Place the beef, lamb and chicken in a tall pot. Add the stock and bring to a boil. Reduce the heat until the liquid is very gently simmering (small bubbles should just break on the surface). Simmer, uncovered, 90 minutes, or until the meats are tender.
Using a slotted spoon, remove and set the pieces of beef, lamb and chicken on a baking sheet and cool to temperature. Cut meat into cubes and refrigerate until needed. Skim fat from the surface of the stock left in the pot (see Note).
Measure stock in the pot; you should have 6 cups.
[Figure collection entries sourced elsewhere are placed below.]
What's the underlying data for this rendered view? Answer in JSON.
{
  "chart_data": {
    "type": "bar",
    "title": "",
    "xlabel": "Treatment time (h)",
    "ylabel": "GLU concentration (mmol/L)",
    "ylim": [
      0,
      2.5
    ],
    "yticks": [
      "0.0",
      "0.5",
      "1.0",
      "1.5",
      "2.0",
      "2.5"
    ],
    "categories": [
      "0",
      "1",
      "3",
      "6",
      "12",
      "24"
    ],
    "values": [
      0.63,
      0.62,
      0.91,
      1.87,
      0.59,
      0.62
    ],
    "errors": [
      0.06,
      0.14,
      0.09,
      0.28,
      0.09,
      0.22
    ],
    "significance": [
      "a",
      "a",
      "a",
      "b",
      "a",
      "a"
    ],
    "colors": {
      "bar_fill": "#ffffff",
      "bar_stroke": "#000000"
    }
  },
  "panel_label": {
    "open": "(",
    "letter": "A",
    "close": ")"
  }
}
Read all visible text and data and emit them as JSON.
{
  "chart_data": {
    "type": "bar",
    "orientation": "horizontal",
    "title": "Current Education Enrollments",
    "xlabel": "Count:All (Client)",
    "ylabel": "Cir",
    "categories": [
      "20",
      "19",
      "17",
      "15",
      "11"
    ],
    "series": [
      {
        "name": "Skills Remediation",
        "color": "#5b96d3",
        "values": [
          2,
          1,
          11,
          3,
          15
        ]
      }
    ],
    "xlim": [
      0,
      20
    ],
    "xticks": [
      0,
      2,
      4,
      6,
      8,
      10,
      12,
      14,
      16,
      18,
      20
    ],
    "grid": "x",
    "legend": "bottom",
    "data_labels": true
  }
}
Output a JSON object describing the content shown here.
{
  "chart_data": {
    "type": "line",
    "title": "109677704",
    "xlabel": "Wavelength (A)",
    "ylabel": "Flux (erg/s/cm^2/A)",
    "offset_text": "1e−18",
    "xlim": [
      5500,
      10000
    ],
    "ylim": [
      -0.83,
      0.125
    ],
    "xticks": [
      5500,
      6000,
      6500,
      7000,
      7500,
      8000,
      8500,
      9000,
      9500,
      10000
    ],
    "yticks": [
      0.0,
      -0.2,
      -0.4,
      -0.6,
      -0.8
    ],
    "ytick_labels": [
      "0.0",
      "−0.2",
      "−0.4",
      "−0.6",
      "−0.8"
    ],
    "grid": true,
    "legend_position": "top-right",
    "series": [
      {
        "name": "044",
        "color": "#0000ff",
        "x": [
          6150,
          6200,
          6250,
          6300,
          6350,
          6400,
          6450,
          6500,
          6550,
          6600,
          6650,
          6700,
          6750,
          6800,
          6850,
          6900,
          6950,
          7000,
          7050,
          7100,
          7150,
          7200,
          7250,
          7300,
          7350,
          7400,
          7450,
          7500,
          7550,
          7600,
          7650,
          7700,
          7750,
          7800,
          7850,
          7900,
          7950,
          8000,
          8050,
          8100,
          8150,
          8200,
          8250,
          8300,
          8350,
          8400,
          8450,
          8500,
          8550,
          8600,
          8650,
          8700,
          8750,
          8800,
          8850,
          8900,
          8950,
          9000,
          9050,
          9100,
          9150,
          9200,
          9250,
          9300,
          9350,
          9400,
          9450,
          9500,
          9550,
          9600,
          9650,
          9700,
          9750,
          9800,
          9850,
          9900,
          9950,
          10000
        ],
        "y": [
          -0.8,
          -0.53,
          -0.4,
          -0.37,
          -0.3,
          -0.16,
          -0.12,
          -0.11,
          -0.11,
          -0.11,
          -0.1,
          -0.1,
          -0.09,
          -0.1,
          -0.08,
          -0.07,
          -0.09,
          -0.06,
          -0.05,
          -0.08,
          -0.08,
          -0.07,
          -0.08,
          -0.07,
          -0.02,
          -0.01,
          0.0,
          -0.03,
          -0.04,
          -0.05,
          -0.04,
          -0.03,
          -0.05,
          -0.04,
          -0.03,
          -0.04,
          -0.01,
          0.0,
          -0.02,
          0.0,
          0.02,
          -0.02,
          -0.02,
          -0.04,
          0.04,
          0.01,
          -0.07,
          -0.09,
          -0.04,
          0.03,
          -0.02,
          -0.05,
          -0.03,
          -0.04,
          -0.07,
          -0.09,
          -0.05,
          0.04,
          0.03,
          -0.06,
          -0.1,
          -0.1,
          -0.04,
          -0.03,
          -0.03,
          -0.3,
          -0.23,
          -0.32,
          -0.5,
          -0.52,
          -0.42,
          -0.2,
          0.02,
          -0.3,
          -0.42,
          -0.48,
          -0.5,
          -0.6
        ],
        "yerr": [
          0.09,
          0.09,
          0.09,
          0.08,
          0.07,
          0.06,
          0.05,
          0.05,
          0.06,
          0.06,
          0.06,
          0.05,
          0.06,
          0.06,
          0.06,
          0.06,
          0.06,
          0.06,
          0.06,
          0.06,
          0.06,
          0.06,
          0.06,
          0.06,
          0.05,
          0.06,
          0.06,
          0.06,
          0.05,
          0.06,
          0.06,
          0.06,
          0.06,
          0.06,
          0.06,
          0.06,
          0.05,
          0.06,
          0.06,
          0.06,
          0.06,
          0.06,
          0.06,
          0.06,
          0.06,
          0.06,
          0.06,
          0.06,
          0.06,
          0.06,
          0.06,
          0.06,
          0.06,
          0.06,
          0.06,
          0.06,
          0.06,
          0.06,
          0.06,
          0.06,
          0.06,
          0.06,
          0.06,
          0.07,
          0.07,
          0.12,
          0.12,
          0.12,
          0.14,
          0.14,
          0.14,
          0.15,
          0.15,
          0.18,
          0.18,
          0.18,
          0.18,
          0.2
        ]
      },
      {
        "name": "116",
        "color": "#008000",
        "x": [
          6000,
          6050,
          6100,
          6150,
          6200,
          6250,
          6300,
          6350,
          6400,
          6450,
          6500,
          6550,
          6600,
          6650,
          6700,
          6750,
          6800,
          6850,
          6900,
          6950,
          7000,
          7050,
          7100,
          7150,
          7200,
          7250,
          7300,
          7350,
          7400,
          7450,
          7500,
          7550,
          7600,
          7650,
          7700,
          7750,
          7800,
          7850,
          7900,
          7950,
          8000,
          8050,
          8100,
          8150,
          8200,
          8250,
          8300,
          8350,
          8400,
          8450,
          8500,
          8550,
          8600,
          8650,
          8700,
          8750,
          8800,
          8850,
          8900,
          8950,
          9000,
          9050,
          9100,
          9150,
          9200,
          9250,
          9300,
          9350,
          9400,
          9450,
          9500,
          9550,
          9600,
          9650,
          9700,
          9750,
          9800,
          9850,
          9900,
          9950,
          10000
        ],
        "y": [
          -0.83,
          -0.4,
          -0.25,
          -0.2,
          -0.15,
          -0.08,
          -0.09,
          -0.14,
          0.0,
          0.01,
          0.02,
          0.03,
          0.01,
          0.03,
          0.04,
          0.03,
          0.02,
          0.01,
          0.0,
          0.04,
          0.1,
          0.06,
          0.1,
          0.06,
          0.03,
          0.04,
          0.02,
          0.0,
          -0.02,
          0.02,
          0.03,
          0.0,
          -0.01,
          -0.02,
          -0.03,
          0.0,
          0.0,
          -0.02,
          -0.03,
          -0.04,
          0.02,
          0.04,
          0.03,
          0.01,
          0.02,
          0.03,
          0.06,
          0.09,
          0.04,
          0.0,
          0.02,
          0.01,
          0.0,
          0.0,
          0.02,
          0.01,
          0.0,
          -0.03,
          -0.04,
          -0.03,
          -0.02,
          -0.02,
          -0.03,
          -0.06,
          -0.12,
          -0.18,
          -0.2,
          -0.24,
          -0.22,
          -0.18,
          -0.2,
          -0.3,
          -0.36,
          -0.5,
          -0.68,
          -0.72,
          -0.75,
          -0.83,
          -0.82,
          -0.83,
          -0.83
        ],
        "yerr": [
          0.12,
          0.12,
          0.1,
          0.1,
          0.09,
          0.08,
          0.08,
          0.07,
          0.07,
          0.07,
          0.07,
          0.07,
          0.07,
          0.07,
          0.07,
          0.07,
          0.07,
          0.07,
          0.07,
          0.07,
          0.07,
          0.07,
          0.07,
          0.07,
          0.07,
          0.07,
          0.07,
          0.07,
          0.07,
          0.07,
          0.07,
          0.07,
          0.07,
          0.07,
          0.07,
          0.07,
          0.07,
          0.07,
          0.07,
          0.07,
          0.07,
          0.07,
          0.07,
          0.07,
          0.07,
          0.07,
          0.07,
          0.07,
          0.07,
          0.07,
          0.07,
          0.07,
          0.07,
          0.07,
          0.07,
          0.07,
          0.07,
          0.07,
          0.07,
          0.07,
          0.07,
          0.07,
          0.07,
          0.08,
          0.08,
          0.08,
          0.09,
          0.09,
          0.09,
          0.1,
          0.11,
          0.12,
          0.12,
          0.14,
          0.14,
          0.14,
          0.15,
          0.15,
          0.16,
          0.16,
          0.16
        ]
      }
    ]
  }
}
If not, top it up with water until your reach that volume.
Heat the oil in a large, wide pot or Dutch oven set over medium heat. Add the celery, carrot, bell pepper, onion and garlic and cook until softened, about 5 minutes. Mix in the stock, cubed meat and all remaining ingredients, except parsley. Bring to a gently simmer and cook 30 minutes. Season to taste with salt and pepper. Stir in the parsley and serve.
Note: If time allows, you could simmer the meats in the stock the day before finishing off the burgoo. Once lifted out of the stock and cooled to temperature, keep the meat and stock refrigerated until needed. Once the stock is chilled, it will be easier to lift off the solidified fat from its surface.